3. Activate do not disturb – Set your phone to detect when you’re driving and automatically turn on Do Not Disturb. Or manually set it before you start driving to avoid getting distracted with notifications.
4. Plan your route before you go – Program your navigation system and review your route before you drive to help you avoid taking your eyes off the road.
5. Avoid reaching for objects – Resist the urge to reach for items in the backseat or elsewhere, or those that may have fallen while driving.
6. Lead by example – Model safe driving behaviors for fellow drivers and riders in your vehicle. If you are a manager, reinforce safe behavior by not calling or texting employees when they are driving.
7. Don’t be a distraction – Avoid calling or texting fellow employees, family members and friends when you know they are driving to avoid distracting them.
8. Speak up – If you see someone driving while distracted, say something, and let them know that you are not comfortable with that behavior. Encourage your children to do the same when they are passengers in a friend’s car. It could save a life.
9. Talk to your employer – Responding to texts and emails or taking calls for work while driving can be dangerous. Encourage your employer to have a distracted driving policy that includes waiting to talk with employees until they are safely parked.
10. Get feedback on your driving – Consider enrolling in a telematics program that provides feedback on your driving performance and incentivizes safer driving.
Sometimes, it is not your actions as a driver that lead to dangerous situations, but the actions of others. As a driver, you can proactively protect yourself and your family, as well as others that share roadways.
Assume you are invisible.

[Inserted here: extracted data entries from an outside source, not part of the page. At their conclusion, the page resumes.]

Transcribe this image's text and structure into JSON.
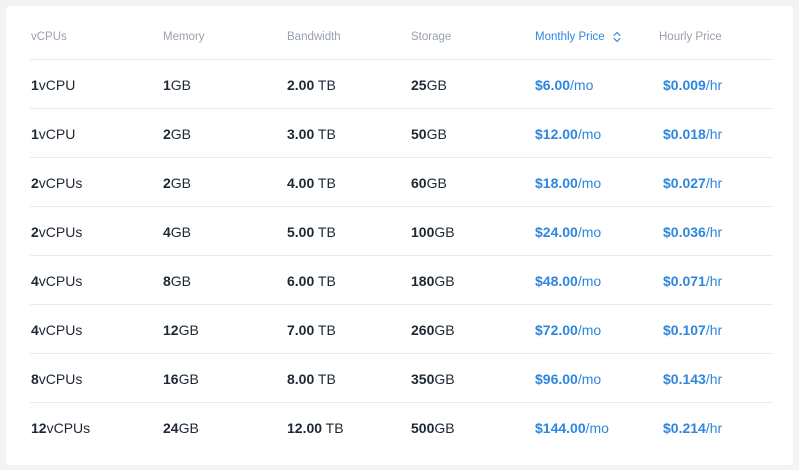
{
  "columns": {
    "vcpus": "vCPUs",
    "memory": "Memory",
    "bandwidth": "Bandwidth",
    "storage": "Storage",
    "monthly": "Monthly Price",
    "hourly": "Hourly Price"
  },
  "sort": {
    "column": "monthly",
    "icon": "sort-updown-icon"
  },
  "accent_color": "#2f86de",
  "rows": [
    {
      "vcpu_num": "1",
      "vcpu_unit": "vCPU",
      "mem_num": "1",
      "mem_unit": "GB",
      "bw_num": "2.00",
      "bw_unit": " TB",
      "st_num": "25",
      "st_unit": "GB",
      "mo_num": "$6.00",
      "mo_unit": "/mo",
      "hr_num": "$0.009",
      "hr_unit": "/hr"
    },
    {
      "vcpu_num": "1",
      "vcpu_unit": "vCPU",
      "mem_num": "2",
      "mem_unit": "GB",
      "bw_num": "3.00",
      "bw_unit": " TB",
      "st_num": "50",
      "st_unit": "GB",
      "mo_num": "$12.00",
      "mo_unit": "/mo",
      "hr_num": "$0.018",
      "hr_unit": "/hr"
    },
    {
      "vcpu_num": "2",
      "vcpu_unit": "vCPUs",
      "mem_num": "2",
      "mem_unit": "GB",
      "bw_num": "4.00",
      "bw_unit": " TB",
      "st_num": "60",
      "st_unit": "GB",
      "mo_num": "$18.00",
      "mo_unit": "/mo",
      "hr_num": "$0.027",
      "hr_unit": "/hr"
    },
    {
      "vcpu_num": "2",
      "vcpu_unit": "vCPUs",
      "mem_num": "4",
      "mem_unit": "GB",
      "bw_num": "5.00",
      "bw_unit": " TB",
      "st_num": "100",
      "st_unit": "GB",
      "mo_num": "$24.00",
      "mo_unit": "/mo",
      "hr_num": "$0.036",
      "hr_unit": "/hr"
    },
    {
      "vcpu_num": "4",
      "vcpu_unit": "vCPUs",
      "mem_num": "8",
      "mem_unit": "GB",
      "bw_num": "6.00",
      "bw_unit": " TB",
      "st_num": "180",
      "st_unit": "GB",
      "mo_num": "$48.00",
      "mo_unit": "/mo",
      "hr_num": "$0.071",
      "hr_unit": "/hr"
    },
    {
      "vcpu_num": "4",
      "vcpu_unit": "vCPUs",
      "mem_num": "12",
      "mem_unit": "GB",
      "bw_num": "7.00",
      "bw_unit": " TB",
      "st_num": "260",
      "st_unit": "GB",
      "mo_num": "$72.00",
      "mo_unit": "/mo",
      "hr_num": "$0.107",
      "hr_unit": "/hr"
    },
    {
      "vcpu_num": "8",
      "vcpu_unit": "vCPUs",
      "mem_num": "16",
      "mem_unit": "GB",
      "bw_num": "8.00",
      "bw_unit": " TB",
      "st_num": "350",
      "st_unit": "GB",
      "mo_num": "$96.00",
      "mo_unit": "/mo",
      "hr_num": "$0.143",
      "hr_unit": "/hr"
    },
    {
      "vcpu_num": "12",
      "vcpu_unit": "vCPUs",
      "mem_num": "24",
      "mem_unit": "GB",
      "bw_num": "12.00",
      "bw_unit": " TB",
      "st_num": "500",
      "st_unit": "GB",
      "mo_num": "$144.00",
      "mo_unit": "/mo",
      "hr_num": "$0.214",
      "hr_unit": "/hr"
    }
  ]
}
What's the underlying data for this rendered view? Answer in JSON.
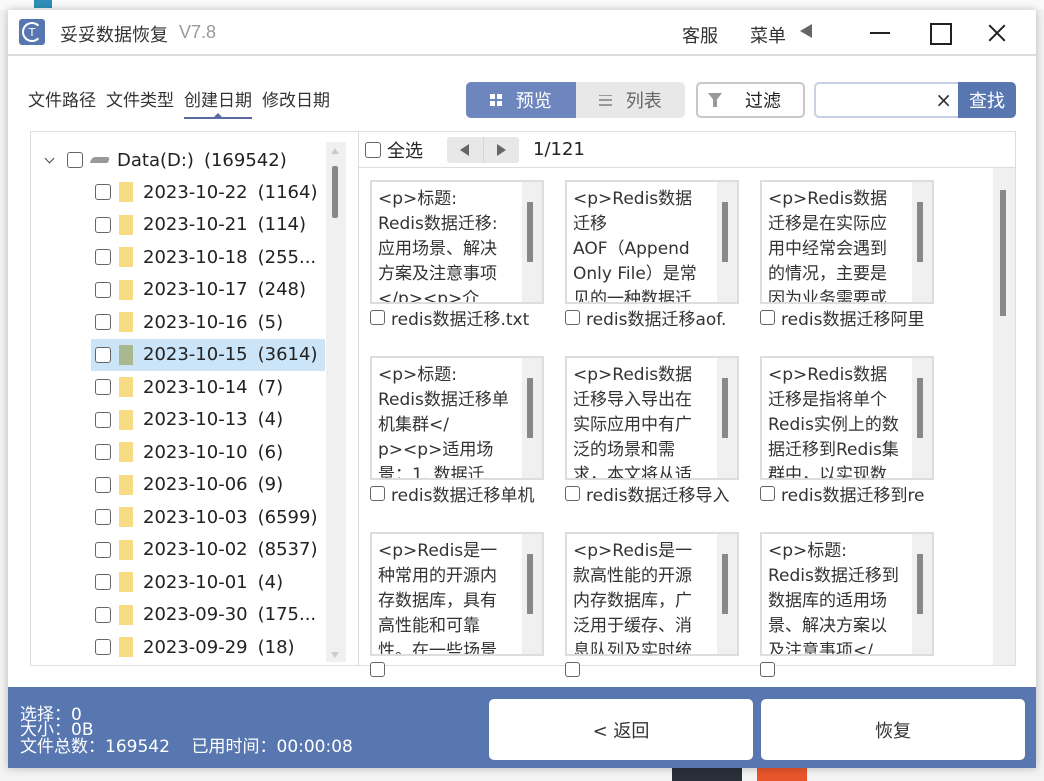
{
  "window": {
    "app_name": "妥妥数据恢复",
    "version": "V7.8",
    "logo_text": "T",
    "service_label": "客服",
    "menu_label": "菜单"
  },
  "tabs": [
    {
      "label": "文件路径",
      "active": false
    },
    {
      "label": "文件类型",
      "active": false
    },
    {
      "label": "创建日期",
      "active": true
    },
    {
      "label": "修改日期",
      "active": false
    }
  ],
  "toolbar": {
    "preview_label": "预览",
    "list_label": "列表",
    "filter_label": "过滤",
    "search_value": "",
    "search_clear": "×",
    "search_button": "查找"
  },
  "tree": {
    "root": {
      "label": "Data(D:)",
      "count": "(169542)"
    },
    "items": [
      {
        "date": "2023-10-22",
        "count": "(1164)"
      },
      {
        "date": "2023-10-21",
        "count": "(114)"
      },
      {
        "date": "2023-10-18",
        "count": "(255..."
      },
      {
        "date": "2023-10-17",
        "count": "(248)"
      },
      {
        "date": "2023-10-16",
        "count": "(5)"
      },
      {
        "date": "2023-10-15",
        "count": "(3614)",
        "selected": true
      },
      {
        "date": "2023-10-14",
        "count": "(7)"
      },
      {
        "date": "2023-10-13",
        "count": "(4)"
      },
      {
        "date": "2023-10-10",
        "count": "(6)"
      },
      {
        "date": "2023-10-06",
        "count": "(9)"
      },
      {
        "date": "2023-10-03",
        "count": "(6599)"
      },
      {
        "date": "2023-10-02",
        "count": "(8537)"
      },
      {
        "date": "2023-10-01",
        "count": "(4)"
      },
      {
        "date": "2023-09-30",
        "count": "(175..."
      },
      {
        "date": "2023-09-29",
        "count": "(18)"
      }
    ]
  },
  "file_list": {
    "select_all_label": "全选",
    "page_indicator": "1/121",
    "files": [
      {
        "preview": "<p>标题:\nRedis数据迁移:\n应用场景、解决\n方案及注意事项\n</p><p>介",
        "name": "redis数据迁移.txt"
      },
      {
        "preview": "<p>Redis数据\n迁移\nAOF（Append\nOnly File）是常\n见的一种数据迁",
        "name": "redis数据迁移aof."
      },
      {
        "preview": "<p>Redis数据\n迁移是在实际应\n用中经常会遇到\n的情况，主要是\n因为业务需要或",
        "name": "redis数据迁移阿里"
      },
      {
        "preview": "<p>标题:\nRedis数据迁移单\n机集群</\np><p>适用场\n景：1. 数据迁",
        "name": "redis数据迁移单机"
      },
      {
        "preview": "<p>Redis数据\n迁移导入导出在\n实际应用中有广\n泛的场景和需\n求，本文将从适",
        "name": "redis数据迁移导入"
      },
      {
        "preview": "<p>Redis数据\n迁移是指将单个\nRedis实例上的数\n据迁移到Redis集\n群中，以实现数",
        "name": "redis数据迁移到re"
      },
      {
        "preview": "<p>Redis是一\n种常用的开源内\n存数据库，具有\n高性能和可靠\n性。在一些场景",
        "name": ""
      },
      {
        "preview": "<p>Redis是一\n款高性能的开源\n内存数据库，广\n泛用于缓存、消\n息队列及实时统",
        "name": ""
      },
      {
        "preview": "<p>标题:\nRedis数据迁移到\n数据库的适用场\n景、解决方案以\n及注意事项</",
        "name": ""
      }
    ]
  },
  "footer": {
    "selected": "选择：0",
    "size": "大小：0B",
    "total": "文件总数：169542    已用时间：00:00:08",
    "back_button": "< 返回",
    "recover_button": "恢复"
  },
  "colors": {
    "accent": "#5877b1",
    "preview_active": "#6d86bd",
    "selected_row": "#cce4f7",
    "folder": "#f7dc83"
  }
}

It can be easy to assume everyone else on the road is paying attention, following traffic laws and can see you clearly. However, that is not always the case. The next time you are expecting other drivers to respect your right of way or let you merge into another lane, do not assume they are paying attention.
Avoid aggressive driving. Whenever you are on the road, resist the urge to drive aggressively. Obey all traffic laws, avoid unnecessarily switching lanes or passing fellow motorists and drive defensively. See yourself as part of a community of drivers – all trying to get to your destinations safely. Your improved driving behavior may rub off on others and help create safer conditions for everyone on the road.
Control your emotions. Taking the high road emotionally is the best option. Remember to be patient, keep a safe following distance and avoid confronting aggressive drivers. Ideas for becoming a proactive driver
Lead by example. Changing social norms around distracted driving starts with good drivers setting positive examples for others about what is, and what is not, acceptable behavior on the road. When you’re a passenger, speak up about any dangerous distracted driving behaviors you witness. Drivers can set expectations for their friends and family, passengers can speak up to distracted drivers, and everyone can avoid calling or texting when a loved one is behind the wheel.